It’s hard to write a lighthearted humor blog when you have a heavy heart.
And my heart is heavy because my slippers are missing. My red slippers. That I loved and wore. I loved them so much that when I visited my in-laws in North Carolina, I brought my slippers with me.
Because my slippers need to get away from the city sometimes too.
And I wore my red slippers in North Carolina and all was well. And then the day we were leaving, I packed my red slippers inside my black suitcase and zipped it up. I took my black suitcase to the airport and checked it.
When I reunited with my black suitcase in Newark Airport, it looked different. For one, while I merely zipped it up, it was now zipped and the handles were clasped together. And to make things even more suspicious and unAmerican, my suitcase was in a plastic basket.
For no apparent reason.
But I’m an easy going person so I grabbed my suitcase and was on my way. (I’m editing out the part where I waited for my kids and Husbandrinka to grab their suitcases as well, because it doesn’t move the story along, not because I’m only focused on my own suitcase. Please don’t interrupt me again.)
And then I got home and unpacked. Can you guess what wasn’t in my suitcase? That’s right, my red slippers. And just to clarify there were no slippers of any other color, either.
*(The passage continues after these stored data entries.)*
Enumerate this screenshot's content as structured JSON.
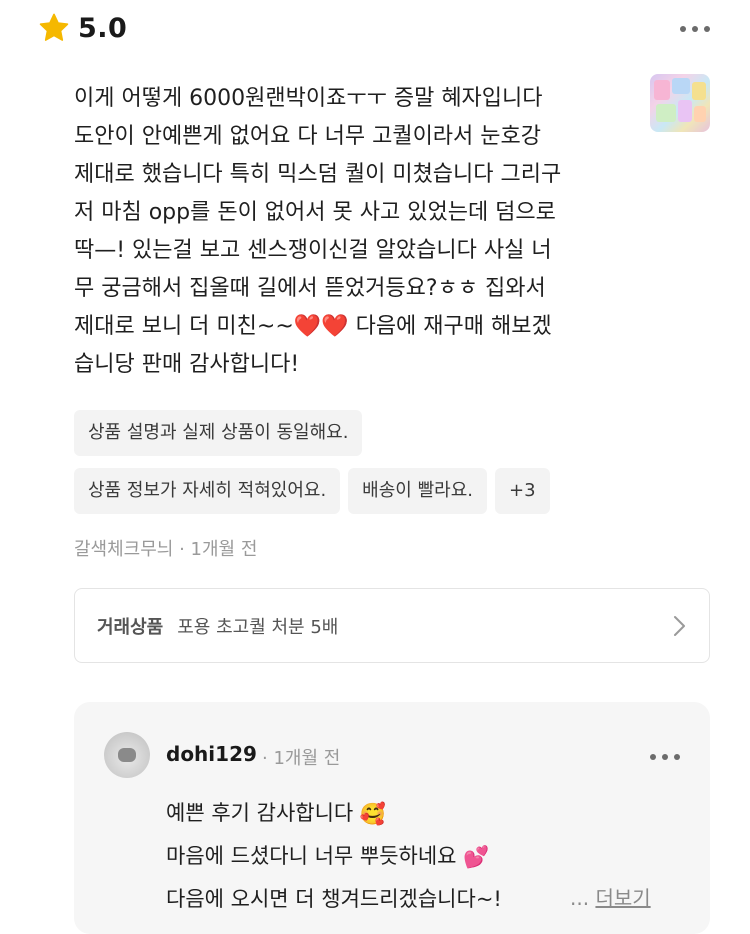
{
  "rating": {
    "score": "5.0",
    "icon": "star-icon",
    "color": "#F5B800"
  },
  "review": {
    "lines": [
      "이게 어떻게 6000원랜박이죠ㅜㅜ 증말 혜자입니다",
      "도안이 안예쁜게 없어요 다 너무 고퀄이라서 눈호강",
      "제대로 했습니다 특히 믹스덤 퀄이 미쳤습니다 그리구",
      "저 마침 opp를 돈이 없어서 못 사고 있었는데 덤으로",
      "딱—! 있는걸 보고 센스쟁이신걸 알았습니다 사실 너",
      "무 궁금해서 집올때 길에서 뜯었거등요?ㅎㅎ 집와서",
      "제대로 보니 더 미친~~",
      "다음에 재구매 해보겠",
      "습니당 판매 감사합니다!"
    ],
    "hearts": "❤️❤️"
  },
  "tags": {
    "row1": [
      "상품 설명과 실제 상품이 동일해요."
    ],
    "row2": [
      "상품 정보가 자세히 적혀있어요.",
      "배송이 빨라요.",
      "+3"
    ]
  },
  "meta": {
    "author": "갈색체크무늬",
    "time": "· 1개월 전"
  },
  "product": {
    "label": "거래상품",
    "name": "포용 초고퀄 처분 5배"
  },
  "reply": {
    "author": "dohi129",
    "time": "· 1개월 전",
    "line1": "예쁜 후기 감사합니다",
    "line2": "마음에 드셨다니 너무 뿌듯하네요",
    "line3": "다음에 오시면 더 챙겨드리겠습니다~!",
    "see_more_dots": "...",
    "see_more": "더보기"
  }
}
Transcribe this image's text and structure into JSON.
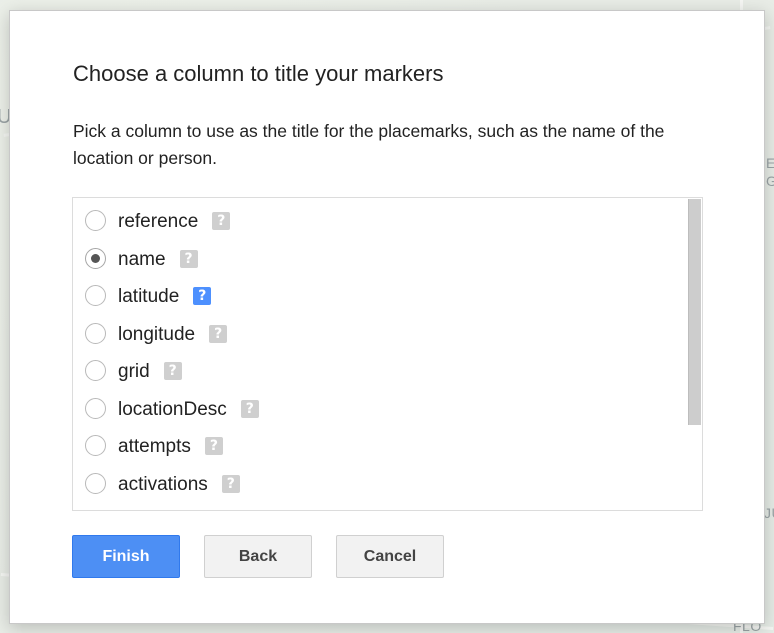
{
  "background_map": {
    "labels": [
      "U",
      "E",
      "G",
      "JU",
      "FLO"
    ]
  },
  "dialog": {
    "title": "Choose a column to title your markers",
    "description": "Pick a column to use as the title for the placemarks, such as the name of the location or person.",
    "columns": [
      {
        "label": "reference",
        "checked": false,
        "help_icon": "help-icon",
        "help_active": false
      },
      {
        "label": "name",
        "checked": true,
        "help_icon": "help-icon",
        "help_active": false
      },
      {
        "label": "latitude",
        "checked": false,
        "help_icon": "help-icon",
        "help_active": true
      },
      {
        "label": "longitude",
        "checked": false,
        "help_icon": "help-icon",
        "help_active": false
      },
      {
        "label": "grid",
        "checked": false,
        "help_icon": "help-icon",
        "help_active": false
      },
      {
        "label": "locationDesc",
        "checked": false,
        "help_icon": "help-icon",
        "help_active": false
      },
      {
        "label": "attempts",
        "checked": false,
        "help_icon": "help-icon",
        "help_active": false
      },
      {
        "label": "activations",
        "checked": false,
        "help_icon": "help-icon",
        "help_active": false
      }
    ],
    "help_glyph": "?",
    "buttons": {
      "finish": "Finish",
      "back": "Back",
      "cancel": "Cancel"
    }
  },
  "colors": {
    "primary_button": "#4d8ff4",
    "help_active": "#4d90fe",
    "help_inactive": "#cfcfcf"
  }
}
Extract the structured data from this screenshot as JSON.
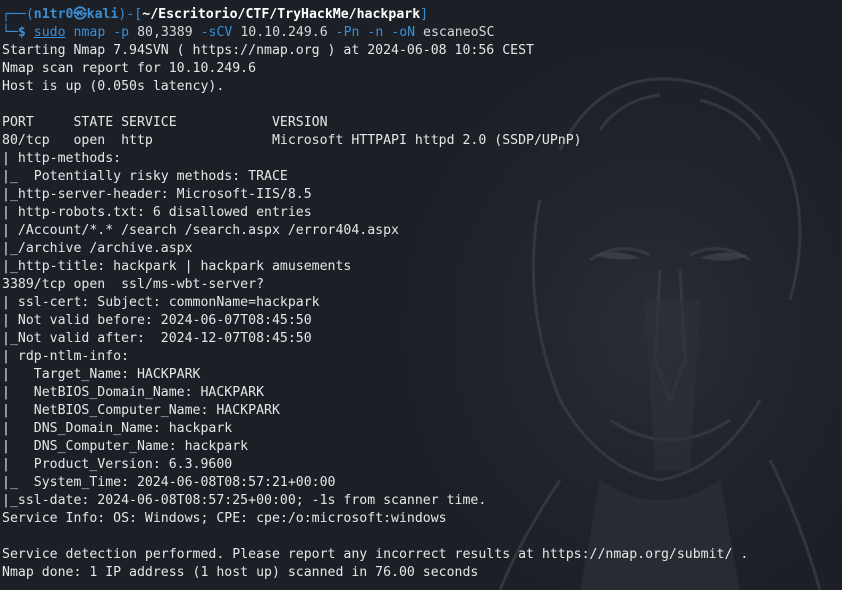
{
  "prompt": {
    "frame_top_left": "┌──(",
    "user": "n1tr0",
    "at_symbol": "㉿",
    "host": "kali",
    "frame_mid": ")-[",
    "path": "~/Escritorio/CTF/TryHackMe/hackpark",
    "frame_end": "]",
    "frame_bottom": "└─",
    "dollar": "$",
    "cmd_sudo": "sudo",
    "cmd_nmap": "nmap",
    "cmd_flag_p": "-p",
    "cmd_ports": "80,3389",
    "cmd_flag_scv": "-sCV",
    "cmd_ip": "10.10.249.6",
    "cmd_flag_pn": "-Pn",
    "cmd_flag_n": "-n",
    "cmd_flag_on": "-oN",
    "cmd_outfile": "escaneoSC"
  },
  "output_lines": [
    "Starting Nmap 7.94SVN ( https://nmap.org ) at 2024-06-08 10:56 CEST",
    "Nmap scan report for 10.10.249.6",
    "Host is up (0.050s latency).",
    "",
    "PORT     STATE SERVICE            VERSION",
    "80/tcp   open  http               Microsoft HTTPAPI httpd 2.0 (SSDP/UPnP)",
    "| http-methods: ",
    "|_  Potentially risky methods: TRACE",
    "|_http-server-header: Microsoft-IIS/8.5",
    "| http-robots.txt: 6 disallowed entries ",
    "| /Account/*.* /search /search.aspx /error404.aspx ",
    "|_/archive /archive.aspx",
    "|_http-title: hackpark | hackpark amusements",
    "3389/tcp open  ssl/ms-wbt-server?",
    "| ssl-cert: Subject: commonName=hackpark",
    "| Not valid before: 2024-06-07T08:45:50",
    "|_Not valid after:  2024-12-07T08:45:50",
    "| rdp-ntlm-info: ",
    "|   Target_Name: HACKPARK",
    "|   NetBIOS_Domain_Name: HACKPARK",
    "|   NetBIOS_Computer_Name: HACKPARK",
    "|   DNS_Domain_Name: hackpark",
    "|   DNS_Computer_Name: hackpark",
    "|   Product_Version: 6.3.9600",
    "|_  System_Time: 2024-06-08T08:57:21+00:00",
    "|_ssl-date: 2024-06-08T08:57:25+00:00; -1s from scanner time.",
    "Service Info: OS: Windows; CPE: cpe:/o:microsoft:windows",
    "",
    "Service detection performed. Please report any incorrect results at https://nmap.org/submit/ .",
    "Nmap done: 1 IP address (1 host up) scanned in 76.00 seconds"
  ],
  "colors": {
    "background": "#1c1f26",
    "prompt_blue": "#3a8fd6",
    "text": "#e6e6e6"
  },
  "wallpaper": {
    "subject": "anime-character-face-watermark"
  }
}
I am distraught. Because I cannot walk around barefoot like a domesticated animal, I can’t wear shoes inside the house like a pig who wears shoes inside the house and due to a resolution that I made earlier this week, I cannot shop for new slippers.
PERHAPS YOU CAN SEE MY DILEMMA.
But that’s not even the worst of it.
Because I asked Husbandrinka for the contact number for the airline and he asked me if I thought that there was an underground used red slippers smuggling ring. Which makes no sense, because if they work for the airline industry, they’re probably above ground.
“No one needs your slippers,” he dismissed me. Which was really hurtful. I mean, I don’t think that they’re out to get my slippers or anything, but if your slippers are in one place and then they are not in that one place, there are only a few options. And one of the options is that someone took them. (And the other option involved some kind of time-space continuum nonsense that I don’t understand.)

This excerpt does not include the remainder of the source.